There is a new clean up on Saturday at 10 am starting in el Agouza up to Midan Gaala (that is the roundabout at the Sheraton hotel) and I have been asked to join in and I will and so will my young staff, the ones that are ages with me wont do it as
I suspect it has something to do with the 10 am start


----------



## SHendra (Oct 18, 2010)

MaidenScotland said:


> There is a new clean up on Saturday at 10 am starting in el Agouza up to Midan Gaala (that is the roundabout at the Sheraton hotel) and I have been asked to join in and I will and so will my young staff, the ones that are ages with me wont do it as
> I suspect it has something to do with the 10 am start


I was quite impressed the other day while I was out. Between my part of Alex's (middle) right up to Montazah I passed by a lot of people holding onto paint brushes and rollers along the sea front. I couldn't tell the bits they have been painting however.. It was not until I was on the way back that I realised I not spoted a tin of paint on anybody! But there must of been! lol


----------



## aykalam (Apr 12, 2010)

MaidenScotland said:


> There is a new clean up on Saturday at 10 am starting in el Agouza up to Midan Gaala (that is the roundabout at the Sheraton hotel) and I have been asked to join in and I will and so will my young staff, the ones that are ages with me wont do it as
> I suspect it has something to do with the 10 am start


People are also doing this in other areas of Cairo, Friday 18th 2pm in Tahrir Sq, Saturday 19th at 2pm in Masr Gedida. 
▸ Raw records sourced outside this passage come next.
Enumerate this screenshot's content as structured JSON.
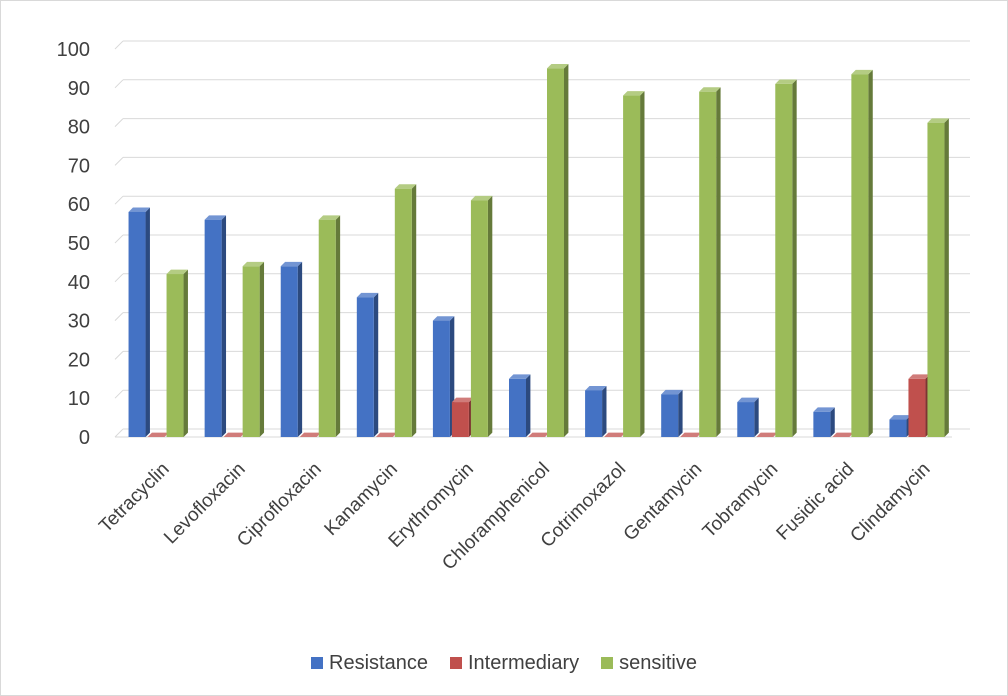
{
  "chart_data": {
    "type": "bar",
    "style": "3d-clustered-column",
    "title": "",
    "xlabel": "",
    "ylabel": "",
    "ylim": [
      0,
      100
    ],
    "yticks": [
      0,
      10,
      20,
      30,
      40,
      50,
      60,
      70,
      80,
      90,
      100
    ],
    "grid": true,
    "legend_position": "bottom",
    "categories": [
      "Tetracyclin",
      "Levofloxacin",
      "Ciprofloxacin",
      "Kanamycin",
      "Erythromycin",
      "Chloramphenicol",
      "Cotrimoxazol",
      "Gentamycin",
      "Tobramycin",
      "Fusidic acid",
      "Clindamycin"
    ],
    "series": [
      {
        "name": "Resistance",
        "color": "#4472c4",
        "values": [
          58,
          56,
          44,
          36,
          30,
          15,
          12,
          11,
          9,
          6.5,
          4.5
        ]
      },
      {
        "name": "Intermediary",
        "color": "#c0504d",
        "values": [
          0,
          0,
          0,
          0,
          9,
          0,
          0,
          0,
          0,
          0,
          15
        ]
      },
      {
        "name": "sensitive",
        "color": "#9bbb59",
        "values": [
          42,
          44,
          56,
          64,
          61,
          95,
          88,
          89,
          91,
          93.5,
          81
        ]
      }
    ]
  }
}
I think the initiative is great. In the long run however what Egypt really need is a garbage collection and street cleaning system that actually works


----------



## DeadGuy (Jan 22, 2010)

Well, people didn't do much about the trash where I live, but they kinda did stop throwing their trash every where! So I'm hoping it would be a start for something good!

However what I did like is the "tips" part, people kinda stopped offering "tips" for "officials" to get what they're entitled to have for free, and the "officials" don't seem to complain about it.......I was looking for some kinda service that I HAD to "Tip" the guy to get or else I would never get it!! But yesterday I got the "Yes Sir please let me see what I can do" from the same guy, then he looked for it, got it, and gave it to me with a genuine face, I gave him its price ONLY, wished him a nice night and left, (No he wasn't smiling, but he wasn't upset that I didn't give him tips either! Good enough for me!).
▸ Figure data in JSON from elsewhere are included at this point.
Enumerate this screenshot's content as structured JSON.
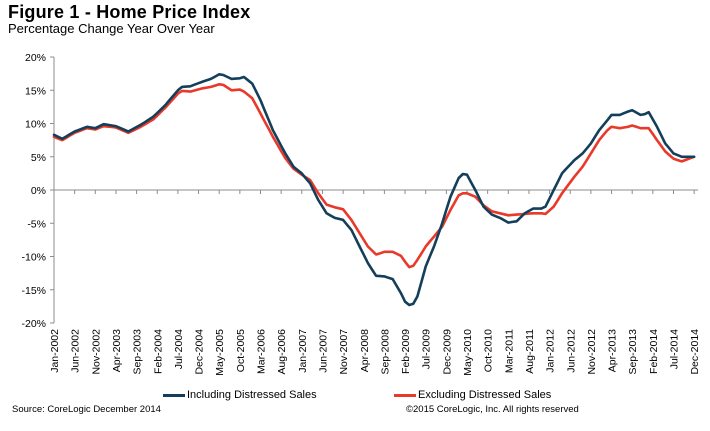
{
  "header": {
    "title": "Figure 1 - Home Price Index",
    "subtitle": "Percentage Change Year Over Year"
  },
  "legend": {
    "items": [
      {
        "label": "Including Distressed Sales",
        "color": "#143f5a"
      },
      {
        "label": "Excluding Distressed Sales",
        "color": "#e8392a"
      }
    ]
  },
  "footer": {
    "source": "Source: CoreLogic December 2014",
    "copyright": "©2015 CoreLogic, Inc. All rights reserved"
  },
  "chart_data": {
    "type": "line",
    "title": "Figure 1 - Home Price Index",
    "subtitle": "Percentage Change Year Over Year",
    "xlabel": "",
    "ylabel": "",
    "ylim": [
      -20,
      20
    ],
    "yticks": [
      20,
      15,
      10,
      5,
      0,
      -5,
      -10,
      -15,
      -20
    ],
    "ytick_labels": [
      "20%",
      "15%",
      "10%",
      "5%",
      "0%",
      "-5%",
      "-10%",
      "-15%",
      "-20%"
    ],
    "x_start": "Jan-2002",
    "x_end": "Dec-2014",
    "x_frequency": "monthly",
    "n_months": 156,
    "xtick_step_months": 5,
    "xtick_labels": [
      "Jan-2002",
      "Jun-2002",
      "Nov-2002",
      "Apr-2003",
      "Sep-2003",
      "Feb-2004",
      "Jul-2004",
      "Dec-2004",
      "May-2005",
      "Oct-2005",
      "Mar-2006",
      "Aug-2006",
      "Jan-2007",
      "Jun-2007",
      "Nov-2007",
      "Apr-2008",
      "Sep-2008",
      "Feb-2009",
      "Jul-2009",
      "Dec-2009",
      "May-2010",
      "Oct-2010",
      "Mar-2011",
      "Aug-2011",
      "Jan-2012",
      "Jun-2012",
      "Nov-2012",
      "Apr-2013",
      "Sep-2013",
      "Feb-2014",
      "Jul-2014",
      "Dec-2014"
    ],
    "grid": false,
    "legend_position": "bottom",
    "series": [
      {
        "name": "Including Distressed Sales",
        "color": "#143f5a",
        "keypoints": [
          [
            0,
            8.3
          ],
          [
            2,
            7.7
          ],
          [
            5,
            8.8
          ],
          [
            8,
            9.5
          ],
          [
            10,
            9.3
          ],
          [
            12,
            9.9
          ],
          [
            15,
            9.6
          ],
          [
            18,
            8.8
          ],
          [
            21,
            9.8
          ],
          [
            24,
            11.0
          ],
          [
            27,
            12.8
          ],
          [
            30,
            15.0
          ],
          [
            31,
            15.5
          ],
          [
            33,
            15.6
          ],
          [
            36,
            16.3
          ],
          [
            38,
            16.7
          ],
          [
            40,
            17.4
          ],
          [
            41,
            17.3
          ],
          [
            43,
            16.7
          ],
          [
            45,
            16.8
          ],
          [
            46,
            17.0
          ],
          [
            48,
            16.0
          ],
          [
            50,
            13.5
          ],
          [
            53,
            9.0
          ],
          [
            56,
            5.5
          ],
          [
            58,
            3.5
          ],
          [
            60,
            2.5
          ],
          [
            62,
            1.0
          ],
          [
            64,
            -1.5
          ],
          [
            66,
            -3.5
          ],
          [
            68,
            -4.2
          ],
          [
            70,
            -4.5
          ],
          [
            72,
            -6.0
          ],
          [
            74,
            -8.5
          ],
          [
            76,
            -11.0
          ],
          [
            78,
            -12.9
          ],
          [
            80,
            -13.0
          ],
          [
            82,
            -13.4
          ],
          [
            84,
            -15.5
          ],
          [
            85,
            -16.8
          ],
          [
            86,
            -17.3
          ],
          [
            87,
            -17.1
          ],
          [
            88,
            -16.0
          ],
          [
            90,
            -11.5
          ],
          [
            92,
            -8.5
          ],
          [
            94,
            -5.0
          ],
          [
            96,
            -1.0
          ],
          [
            98,
            1.8
          ],
          [
            99,
            2.4
          ],
          [
            100,
            2.3
          ],
          [
            102,
            0.0
          ],
          [
            104,
            -2.5
          ],
          [
            106,
            -3.7
          ],
          [
            108,
            -4.2
          ],
          [
            110,
            -4.9
          ],
          [
            112,
            -4.7
          ],
          [
            114,
            -3.5
          ],
          [
            116,
            -2.8
          ],
          [
            118,
            -2.8
          ],
          [
            119,
            -2.5
          ],
          [
            121,
            0.0
          ],
          [
            123,
            2.5
          ],
          [
            126,
            4.5
          ],
          [
            128,
            5.5
          ],
          [
            130,
            7.0
          ],
          [
            132,
            9.0
          ],
          [
            134,
            10.5
          ],
          [
            135,
            11.3
          ],
          [
            137,
            11.3
          ],
          [
            139,
            11.8
          ],
          [
            140,
            12.0
          ],
          [
            142,
            11.3
          ],
          [
            143,
            11.4
          ],
          [
            144,
            11.7
          ],
          [
            146,
            9.5
          ],
          [
            148,
            7.0
          ],
          [
            150,
            5.5
          ],
          [
            152,
            5.0
          ],
          [
            155,
            5.0
          ]
        ]
      },
      {
        "name": "Excluding Distressed Sales",
        "color": "#e8392a",
        "keypoints": [
          [
            0,
            8.0
          ],
          [
            2,
            7.5
          ],
          [
            5,
            8.6
          ],
          [
            8,
            9.3
          ],
          [
            10,
            9.1
          ],
          [
            12,
            9.6
          ],
          [
            15,
            9.4
          ],
          [
            18,
            8.6
          ],
          [
            21,
            9.5
          ],
          [
            24,
            10.6
          ],
          [
            27,
            12.4
          ],
          [
            30,
            14.5
          ],
          [
            31,
            14.9
          ],
          [
            33,
            14.8
          ],
          [
            36,
            15.3
          ],
          [
            38,
            15.5
          ],
          [
            40,
            15.9
          ],
          [
            41,
            15.8
          ],
          [
            43,
            15.0
          ],
          [
            45,
            15.1
          ],
          [
            46,
            14.8
          ],
          [
            48,
            13.8
          ],
          [
            50,
            11.5
          ],
          [
            53,
            8.0
          ],
          [
            56,
            4.8
          ],
          [
            58,
            3.2
          ],
          [
            60,
            2.3
          ],
          [
            62,
            1.5
          ],
          [
            64,
            -0.5
          ],
          [
            66,
            -2.2
          ],
          [
            68,
            -2.6
          ],
          [
            70,
            -2.9
          ],
          [
            72,
            -4.5
          ],
          [
            74,
            -6.5
          ],
          [
            76,
            -8.5
          ],
          [
            78,
            -9.7
          ],
          [
            80,
            -9.3
          ],
          [
            82,
            -9.3
          ],
          [
            84,
            -9.9
          ],
          [
            85,
            -10.8
          ],
          [
            86,
            -11.6
          ],
          [
            87,
            -11.4
          ],
          [
            88,
            -10.5
          ],
          [
            90,
            -8.5
          ],
          [
            92,
            -7.0
          ],
          [
            94,
            -5.5
          ],
          [
            96,
            -3.0
          ],
          [
            98,
            -0.8
          ],
          [
            99,
            -0.5
          ],
          [
            100,
            -0.5
          ],
          [
            102,
            -1.0
          ],
          [
            104,
            -2.3
          ],
          [
            106,
            -3.2
          ],
          [
            108,
            -3.5
          ],
          [
            110,
            -3.8
          ],
          [
            112,
            -3.7
          ],
          [
            114,
            -3.6
          ],
          [
            116,
            -3.5
          ],
          [
            118,
            -3.5
          ],
          [
            119,
            -3.6
          ],
          [
            121,
            -2.5
          ],
          [
            123,
            -0.5
          ],
          [
            126,
            2.0
          ],
          [
            128,
            3.5
          ],
          [
            130,
            5.5
          ],
          [
            132,
            7.5
          ],
          [
            134,
            9.0
          ],
          [
            135,
            9.5
          ],
          [
            137,
            9.3
          ],
          [
            139,
            9.5
          ],
          [
            140,
            9.7
          ],
          [
            142,
            9.3
          ],
          [
            143,
            9.3
          ],
          [
            144,
            9.3
          ],
          [
            146,
            7.5
          ],
          [
            148,
            5.8
          ],
          [
            150,
            4.7
          ],
          [
            152,
            4.3
          ],
          [
            155,
            5.0
          ]
        ]
      }
    ]
  }
}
So that is something to be proud of :clap2:


----------



## MaidenScotland (Jun 6, 2009)

To be honest I am only doing around my building an no where else, I actually don't approve of people doing it as the government should employ people to do it, I know there are road sweepers but they sweep to the end of the road and leave it there! I couldn't use the stairs on the bridge the other week as they were full of rubbish that the road sweepers had thrown.
There is also an alley way that I often use and that is used as a dumping ground by the road sweepers then set alight every month or so.
In the UK there is a landfill tax as spare land is at a premium, there is no need for that here, there must be plenty of places in the desert that they could use for rubbish instead of the back of my street.
Now don't let me get started on cars why all the abandoned cars? Where are the scrap metal merchants?


----------